What is the forecast for Alphabet stock in 2025, 2026, and 2027?
Based on current trends, projected share prices for Alphabet could reach about $200 at the end of 2025, $231 at the end of 2026, and $308 at the end of 2027. These estimates reflect ongoing expansion in high-growth segments like AI-powered search and cloud computing, as well as a solid track record of earnings momentum. Robust demand for technological innovation and Alphabet’s strategic investments provide extra support for these targets.
Should I sell my Alphabet shares?
Holding onto Alphabet shares may be appropriate for investors focused on long-term growth. The company boasts a strong financial position, robust cash flow, and industry leadership in AI, online advertising, and cloud computing. Its expanding dividend and significant share buybacks indicate management confidence. Despite recent technical weaknesses, Alphabet’s solid fundamentals, history of innovation, and ability to adapt through market cycles support ongoing potential in your investment portfolio.
How are gains or dividends from Alphabet stock taxed in Singapore?
In Singapore, capital gains made from selling Alphabet shares are generally not taxed, as Singapore does not apply a capital gains tax. However, U.S. dividends received from Alphabet are subject to a 30% U.S. withholding tax for Singaporean investors, unless reduced by a tax treaty (which currently does not apply between Singapore and the U.S.). Investors should note that these dividends are not taxed again in Singapore, and there are no local schemes (such as SRS or CPF) that directly provide tax relief for U.S. stocks.
What is the latest dividend for Alphabet stock?
Alphabet currently pays a quarterly dividend of $0.21 per share, with the most recent payout scheduled for June 16, 2025 (for shareholders on record as of June 9, 2025). This marks a 5% increase in their dividend compared to previous periods. The stock's dividend yield sits at 0.54%, reflecting a cautious but growing commitment to shareholder returns. This marks a relatively new chapter, as Alphabet historically did not pay dividends and focused more on reinvesting in growth.
What is the forecast for Alphabet stock in 2025, 2026, and 2027?
Based on current trends, projected share prices for Alphabet could reach about $200 at the end of 2025, $231 at the end of 2026, and $308 at the end of 2027. These estimates reflect ongoing expansion in high-growth segments like AI-powered search and cloud computing, as well as a solid track record of earnings momentum. Robust demand for technological innovation and Alphabet’s strategic investments provide extra support for these targets.
Should I sell my Alphabet shares?
Holding onto Alphabet shares may be appropriate for investors focused on long-term growth.
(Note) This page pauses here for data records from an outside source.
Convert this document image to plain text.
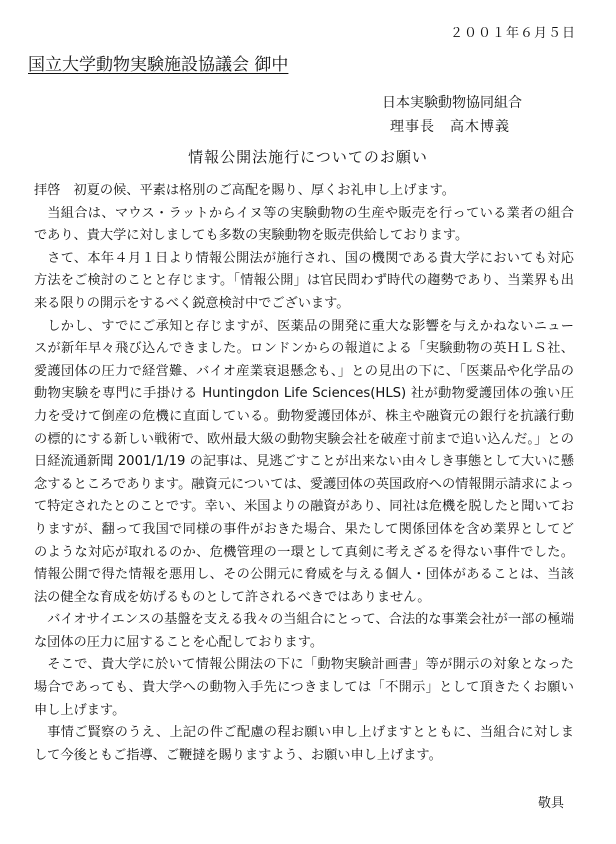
２００１年６月５日
国立大学動物実験施設協議会 御中
日本実験動物協同組合
理事長　高木博義
情報公開法施行についてのお願い

拝啓　初夏の候、平素は格別のご高配を賜り、厚くお礼申し上げます。

当組合は、マウス・ラットからイヌ等の実験動物の生産や販売を行っている業者の組合であり、貴大学に対しましても多数の実験動物を販売供給しております。

さて、本年４月１日より情報公開法が施行され、国の機関である貴大学においても対応方法をご検討のことと存じます。「情報公開」は官民問わず時代の趨勢であり、当業界も出来る限りの開示をするべく鋭意検討中でございます。

しかし、すでにご承知と存じますが、医薬品の開発に重大な影響を与えかねないニュースが新年早々飛び込んできました。ロンドンからの報道による「実験動物の英ＨＬＳ社、愛護団体の圧力で経営難、バイオ産業衰退懸念も、」との見出の下に、「医薬品や化学品の動物実験を専門に手掛ける Huntingdon Life Sciences(HLS) 社が動物愛護団体の強い圧力を受けて倒産の危機に直面している。動物愛護団体が、株主や融資元の銀行を抗議行動の標的にする新しい戦術で、欧州最大級の動物実験会社を破産寸前まで追い込んだ。」との日経流通新聞 2001/1/19 の記事は、見逃ごすことが出来ない由々しき事態として大いに懸念するところであります。融資元については、愛護団体の英国政府への情報開示請求によって特定されたとのことです。幸い、米国よりの融資があり、同社は危機を脱したと聞いておりますが、翻って我国で同様の事件がおきた場合、果たして関係団体を含め業界としてどのような対応が取れるのか、危機管理の一環として真剣に考えざるを得ない事件でした。情報公開で得た情報を悪用し、その公開元に脅威を与える個人・団体があることは、当該法の健全な育成を妨げるものとして許されるべきではありません。

バイオサイエンスの基盤を支える我々の当組合にとって、合法的な事業会社が一部の極端な団体の圧力に屈することを心配しております。

そこで、貴大学に於いて情報公開法の下に「動物実験計画書」等が開示の対象となった場合であっても、貴大学への動物入手先につきましては「不開示」として頂きたくお願い申し上げます。

事情ご賢察のうえ、上記の件ご配慮の程お願い申し上げますとともに、当組合に対しまして今後ともご指導、ご鞭撻を賜りますよう、お願い申し上げます。

敬具
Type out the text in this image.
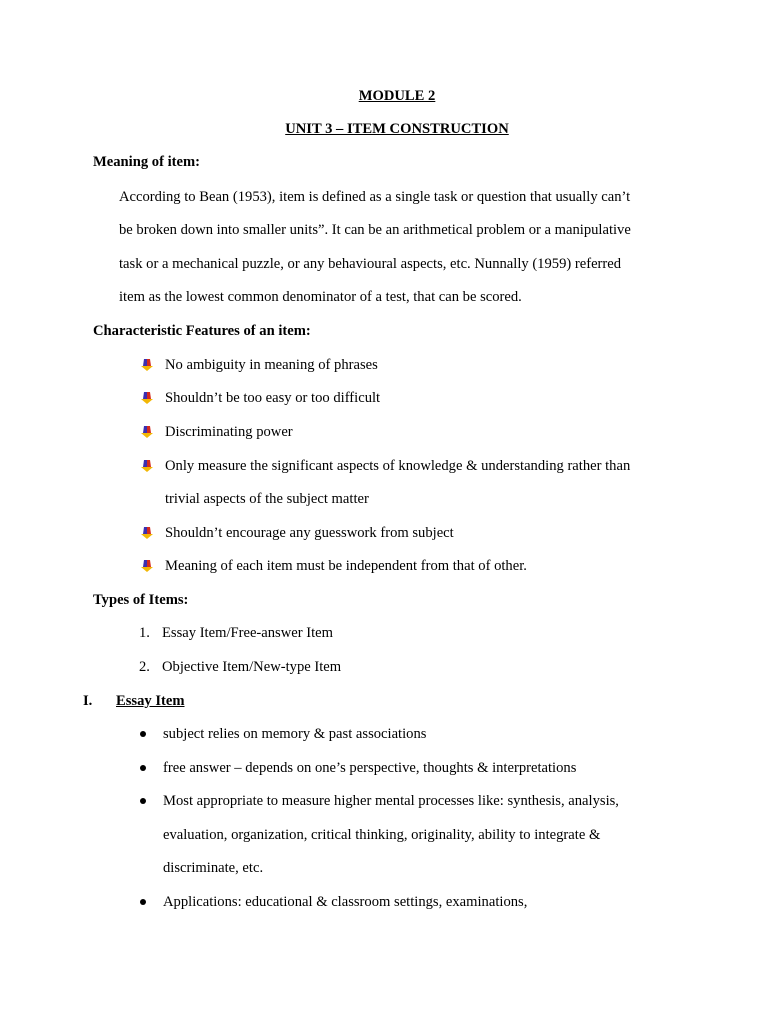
MODULE 2
UNIT 3 – ITEM CONSTRUCTION
Meaning of item:
According to Bean (1953), item is defined as a single task or question that usually can’t
be broken down into smaller units”. It can be an arithmetical problem or a manipulative
task or a mechanical puzzle, or any behavioural aspects, etc. Nunnally (1959) referred
item as the lowest common denominator of a test, that can be scored.
Characteristic Features of an item:
No ambiguity in meaning of phrases
Shouldn’t be too easy or too difficult
Discriminating power
Only measure the significant aspects of knowledge & understanding rather than
trivial aspects of the subject matter
Shouldn’t encourage any guesswork from subject
Meaning of each item must be independent from that of other.
Types of Items:
1. Essay Item/Free-answer Item
2. Objective Item/New-type Item
I. Essay Item
subject relies on memory & past associations
free answer – depends on one’s perspective, thoughts & interpretations
Most appropriate to measure higher mental processes like: synthesis, analysis,
evaluation, organization, critical thinking, originality, ability to integrate &
discriminate, etc.
Applications: educational & classroom settings, examinations,
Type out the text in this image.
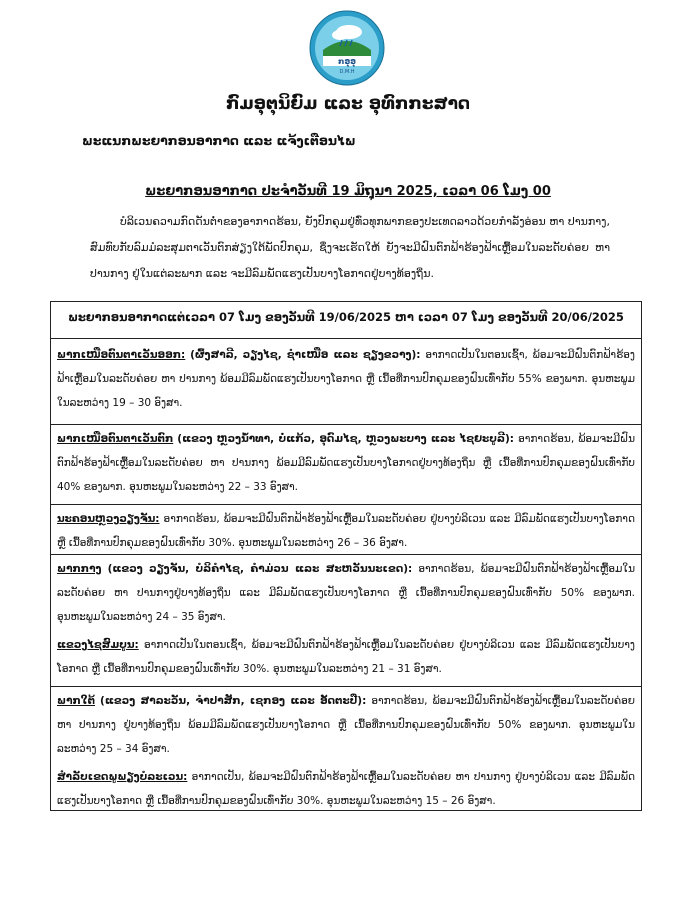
ກອຸອຸ
D.M.H
ກົມອຸຕຸນິຍົມ ແລະ ອຸທົກກະສາດ
ພະແນກພະຍາກອນອາກາດ ແລະ ແຈ້ງເຕືອນໄພ
ພະຍາກອນອາກາດ ປະຈຳວັນທີ 19 ມິຖຸນາ 2025, ເວລາ 06 ໂມງ 00
ບໍລິເວນຄວາມກົດດັນຕໍ່າຂອງອາກາດຮ້ອນ, ຍັງປົກຄຸມຢູ່ທົ່ວທຸກພາກຂອງປະເທດລາວດ້ວຍກຳລັງອ່ອນ ຫາ ປານກາງ, ສົມທົບກັບລົມມໍລະສຸມຕາເວັນຕົກສ່ຽງໃຕ້ພັດປົກຄຸມ, ຊຶ່ງຈະເຮັດໃຫ້ ຍັງຈະມີຝົນຕົກຟ້າຮ້ອງຟ້າເຫຼື້ອມໃນລະດັບຄ່ອຍ ຫາ ປານກາງ ຢູ່ໃນແຕ່ລະພາກ ແລະ ຈະມີລົມພັດແຮງເປັນບາງໂອກາດຢູ່ບາງທ້ອງຖິ່ນ.
ພະຍາກອນອາກາດແຕ່ເວລາ 07 ໂມງ ຂອງວັນທີ 19/06/2025 ຫາ ເວລາ 07 ໂມງ ຂອງວັນທີ 20/06/2025

ພາກເໜືອຕົນຕາເວັນອອກ: (ຜົ້ງສາລີ, ວຽງໄຊ, ຊຳເໜືອ ແລະ ຊຽງຂວາງ): ອາກາດເປັນໃນຕອນເຊົ້າ, ພ້ອມຈະມີຝົນຕົກຟ້າຮ້ອງຟ້າເຫຼື້ອມໃນລະດັບຄ່ອຍ ຫາ ປານກາງ ພ້ອມມີລົມພັດແຮງເປັນບາງໂອກາດ ຫຼື ເນື້ອທີ່ການປົກຄຸມຂອງຝົນເທົ່າກັບ 55% ຂອງພາກ. ອຸນຫະພູມໃນລະຫວ່າງ 19 – 30 ອົງສາ.

ພາກເໜືອຕົນຕາເວັນຕົກ (ແຂວງ ຫຼວງນໍ້າທາ, ບໍ່ແກ້ວ, ອຸດົມໄຊ, ຫຼວງພະບາງ ແລະ ໄຊຍະບູລີ): ອາກາດຮ້ອນ, ພ້ອມຈະມີຝົນຕົກຟ້າຮ້ອງຟ້າເຫຼື້ອມໃນລະດັບຄ່ອຍ ຫາ ປານກາງ ພ້ອມມີລົມພັດແຮງເປັນບາງໂອກາດຢູ່ບາງທ້ອງຖິ່ນ ຫຼື ເນື້ອທີ່ການປົກຄຸມຂອງຝົນເທົ່າກັບ 40% ຂອງພາກ. ອຸນຫະພູມໃນລະຫວ່າງ 22 – 33 ອົງສາ.

ນະຄອນຫຼວງວຽງຈັນ: ອາກາດຮ້ອນ, ພ້ອມຈະມີຝົນຕົກຟ້າຮ້ອງຟ້າເຫຼື້ອມໃນລະດັບຄ່ອຍ ຢູ່ບາງບໍລິເວນ ແລະ ມີລົມພັດແຮງເປັນບາງໂອກາດ ຫຼື ເນື້ອທີ່ການປົກຄຸມຂອງຝົນເທົ່າກັບ 30%. ອຸນຫະພູມໃນລະຫວ່າງ 26 – 36 ອົງສາ.

ພາກກາງ (ແຂວງ ວຽງຈັນ, ບໍລິຄຳໄຊ, ຄຳມ່ວນ ແລະ ສະຫວັນນະເຂດ): ອາກາດຮ້ອນ, ພ້ອມຈະມີຝົນຕົກຟ້າຮ້ອງຟ້າເຫຼື້ອມໃນລະດັບຄ່ອຍ ຫາ ປານກາງຢູ່ບາງທ້ອງຖິ່ນ ແລະ ມີລົມພັດແຮງເປັນບາງໂອກາດ ຫຼື ເນື້ອທີ່ການປົກຄຸມຂອງຝົນເທົ່າກັບ 50% ຂອງພາກ. ອຸນຫະພູມໃນລະຫວ່າງ 24 – 35 ອົງສາ.

ແຂວງໄຊສົມບູນ: ອາກາດເປັນໃນຕອນເຊົ້າ, ພ້ອມຈະມີຝົນຕົກຟ້າຮ້ອງຟ້າເຫຼື້ອມໃນລະດັບຄ່ອຍ ຢູ່ບາງບໍລິເວນ ແລະ ມີລົມພັດແຮງເປັນບາງໂອກາດ ຫຼື ເນື້ອທີ່ການປົກຄຸມຂອງຝົນເທົ່າກັບ 30%. ອຸນຫະພູມໃນລະຫວ່າງ 21 – 31 ອົງສາ.

ພາກໃຕ້ (ແຂວງ ສາລະວັນ, ຈຳປາສັກ, ເຊກອງ ແລະ ອັດຕະປື): ອາກາດຮ້ອນ, ພ້ອມຈະມີຝົນຕົກຟ້າຮ້ອງຟ້າເຫຼື້ອມໃນລະດັບຄ່ອຍ ຫາ ປານກາງ ຢູ່ບາງທ້ອງຖິ່ນ ພ້ອມມີລົມພັດແຮງເປັນບາງໂອກາດ ຫຼື ເນື້ອທີ່ການປົກຄຸມຂອງຝົນເທົ່າກັບ 50% ຂອງພາກ. ອຸນຫະພູມໃນລະຫວ່າງ 25 – 34 ອົງສາ.

ສຳລັບເຂດພູພຽງບໍລະເວນ: ອາກາດເປັນ, ພ້ອມຈະມີຝົນຕົກຟ້າຮ້ອງຟ້າເຫຼື້ອມໃນລະດັບຄ່ອຍ ຫາ ປານກາງ ຢູ່ບາງບໍລິເວນ ແລະ ມີລົມພັດແຮງເປັນບາງໂອກາດ ຫຼື ເນື້ອທີ່ການປົກຄຸມຂອງຝົນເທົ່າກັບ 30%. ອຸນຫະພູມໃນລະຫວ່າງ 15 – 26 ອົງສາ.
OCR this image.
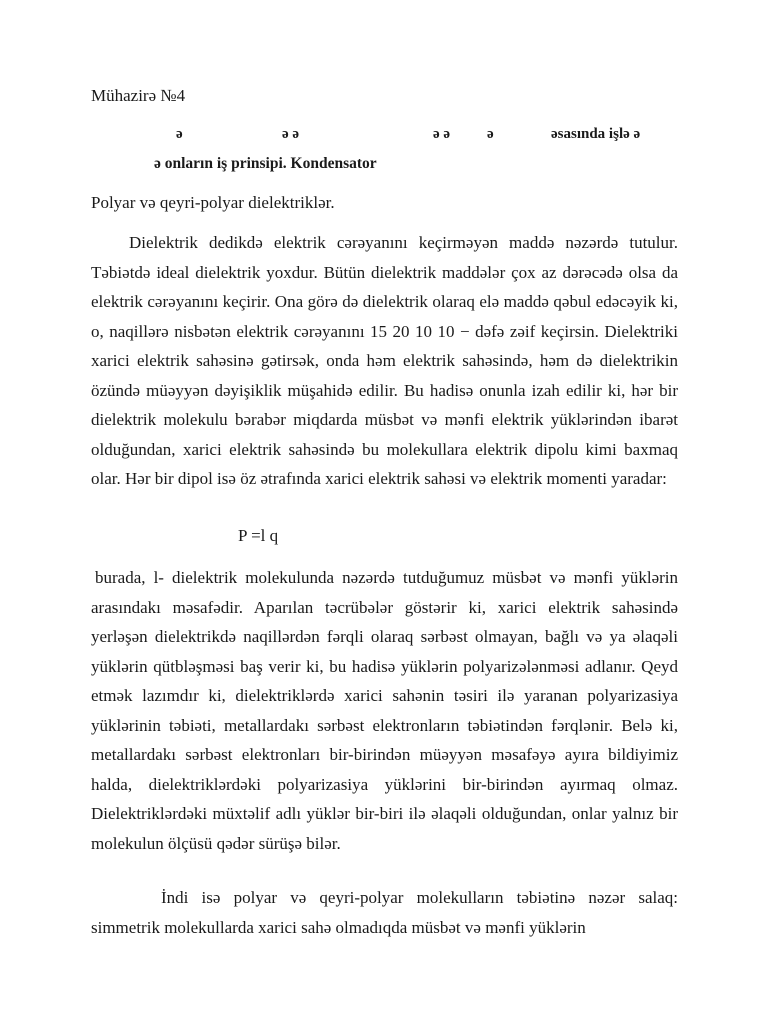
Mühazirə №4
ə	ə ə	ə ə ə	əsasında işlə ə
ə onların iş prinsipi. Kondensator
Polyar və qeyri-polyar dielektriklər.

Dielektrik dedikdə elektrik cərəyanını keçirməyən maddə nəzərdə tutulur. Təbiətdə ideal dielektrik yoxdur. Bütün dielektrik maddələr çox az dərəcədə olsa da elektrik cərəyanını keçirir. Ona görə də dielektrik olaraq elə maddə qəbul edəcəyik ki, o, naqillərə nisbətən elektrik cərəyanını 15 20 10 10 − dəfə zəif keçirsin. Dielektriki xarici elektrik sahəsinə gətirsək, onda həm elektrik sahəsində, həm də dielektrikin özündə müəyyən dəyişiklik müşahidə edilir. Bu hadisə onunla izah edilir ki, hər bir dielektrik molekulu bərabər miqdarda müsbət və mənfi elektrik yüklərindən ibarət olduğundan, xarici elektrik sahəsində bu molekullara elektrik dipolu kimi baxmaq olar. Hər bir dipol isə öz ətrafında xarici elektrik sahəsi və elektrik momenti yaradar:

P =l q

burada, l- dielektrik molekulunda nəzərdə tutduğumuz müsbət və mənfi yüklərin arasındakı məsafədir. Aparılan təcrübələr göstərir ki, xarici elektrik sahəsində yerləşən dielektrikdə naqillərdən fərqli olaraq sərbəst olmayan, bağlı və ya əlaqəli yüklərin qütbləşməsi baş verir ki, bu hadisə yüklərin polyarizələnməsi adlanır. Qeyd etmək lazımdır ki, dielektriklərdə xarici sahənin təsiri ilə yaranan polyarizasiya yüklərinin təbiəti, metallardakı sərbəst elektronların təbiətindən fərqlənir. Belə ki, metallardakı sərbəst elektronları bir-birindən müəyyən məsafəyə ayıra bildiyimiz halda, dielektriklərdəki polyarizasiya yüklərini bir-birindən ayırmaq olmaz. Dielektriklərdəki müxtəlif adlı yüklər bir-biri ilə əlaqəli olduğundan, onlar yalnız bir molekulun ölçüsü qədər sürüşə bilər.

İndi isə polyar və qeyri-polyar molekulların təbiətinə nəzər salaq: simmetrik molekullarda xarici sahə olmadıqda müsbət və mənfi yüklərin
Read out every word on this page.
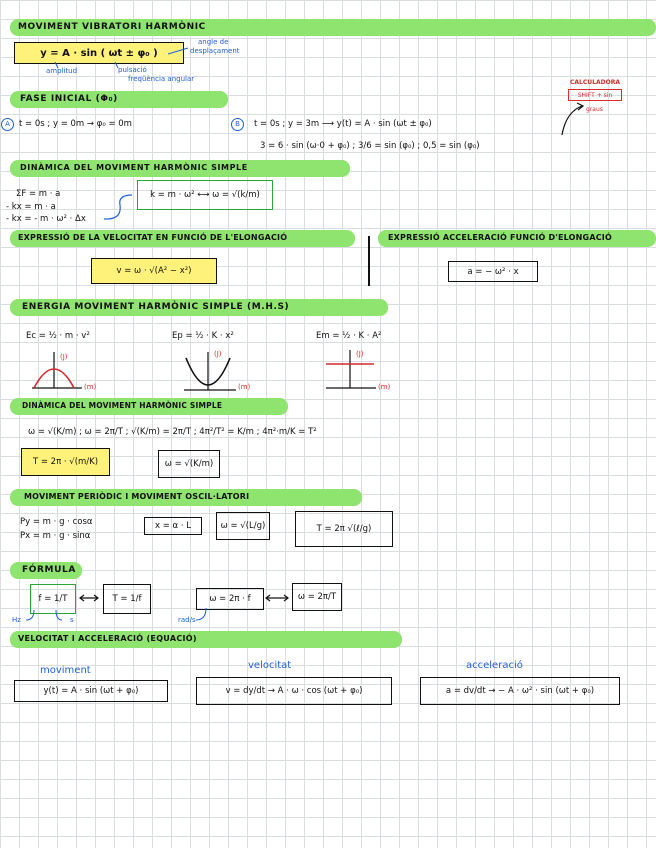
MOVIMENT VIBRATORI HARMÒNIC
y = A · sin ( ωt ± φ₀ )
amplitud	pulsació
freqüència angular
angle de
desplaçament
CALCULADORA
SHIFT + sin
graus
FASE INICIAL (Φ₀)
A	t = 0s ; y = 0m → φ₀ = 0m	B	t = 0s ; y = 3m ⟶ y(t) = A · sin (ωt ± φ₀)
3 = 6 · sin (ω·0 + φ₀) ; 3/6 = sin (φ₀) ; 0,5 = sin (φ₀)
DINÀMICA DEL MOVIMENT HARMÒNIC SIMPLE
ΣF = m · a
- kx = m · a
- kx = - m · ω² · Δx
k = m · ω² ⟷ ω = √(k/m)
EXPRESSIÓ DE LA VELOCITAT EN FUNCIÓ DE L'ELONGACIÓ	EXPRESSIÓ ACCELERACIÓ FUNCIÓ D'ELONGACIÓ
v = ω · √(A² − x²)	a = − ω² · x
ENERGIA MOVIMENT HARMÒNIC SIMPLE (M.H.S)
Ec = ½ · m · v²	Ep = ½ · K · x²	Em = ½ · K · A²
(J)
(m)
(J)
(m)
(J)
(m)
DINÀMICA DEL MOVIMENT HARMÒNIC SIMPLE
ω = √(K/m) ; ω = 2π/T ; √(K/m) = 2π/T ; 4π²/T² = K/m ; 4π²·m/K = T²
T = 2π · √(m/K)	ω = √(K/m)
MOVIMENT PERIÒDIC I MOVIMENT OSCIL·LATORI
Py = m · g · cosα
Px = m · g · sinα
x = α · L	ω = √(L/g)	T = 2π √(ℓ/g)
FÓRMULA
f = 1/T	T = 1/f	ω = 2π · f	ω = 2π/T
Hz	s	rad/s
VELOCITAT I ACCELERACIÓ (EQUACIÓ)
moviment	velocitat	acceleració
y(t) = A · sin (ωt + φ₀)	v = dy/dt → A · ω · cos (ωt + φ₀)	a = dv/dt → − A · ω² · sin (ωt + φ₀)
The company boasts a strong financial position, robust cash flow, and industry leadership in AI, online advertising, and cloud computing. Its expanding dividend and significant share buybacks indicate management confidence. Despite recent technical weaknesses, Alphabet’s solid fundamentals, history of innovation, and ability to adapt through market cycles support ongoing potential in your investment portfolio.
How are gains or dividends from Alphabet stock taxed in Singapore?
In Singapore, capital gains made from selling Alphabet shares are generally not taxed, as Singapore does not apply a capital gains tax. However, U.S. dividends received from Alphabet are subject to a 30% U.S. withholding tax for Singaporean investors, unless reduced by a tax treaty (which currently does not apply between Singapore and the U.S.). Investors should note that these dividends are not taxed again in Singapore, and there are no local schemes (such as SRS or CPF) that directly provide tax relief for U.S. stocks.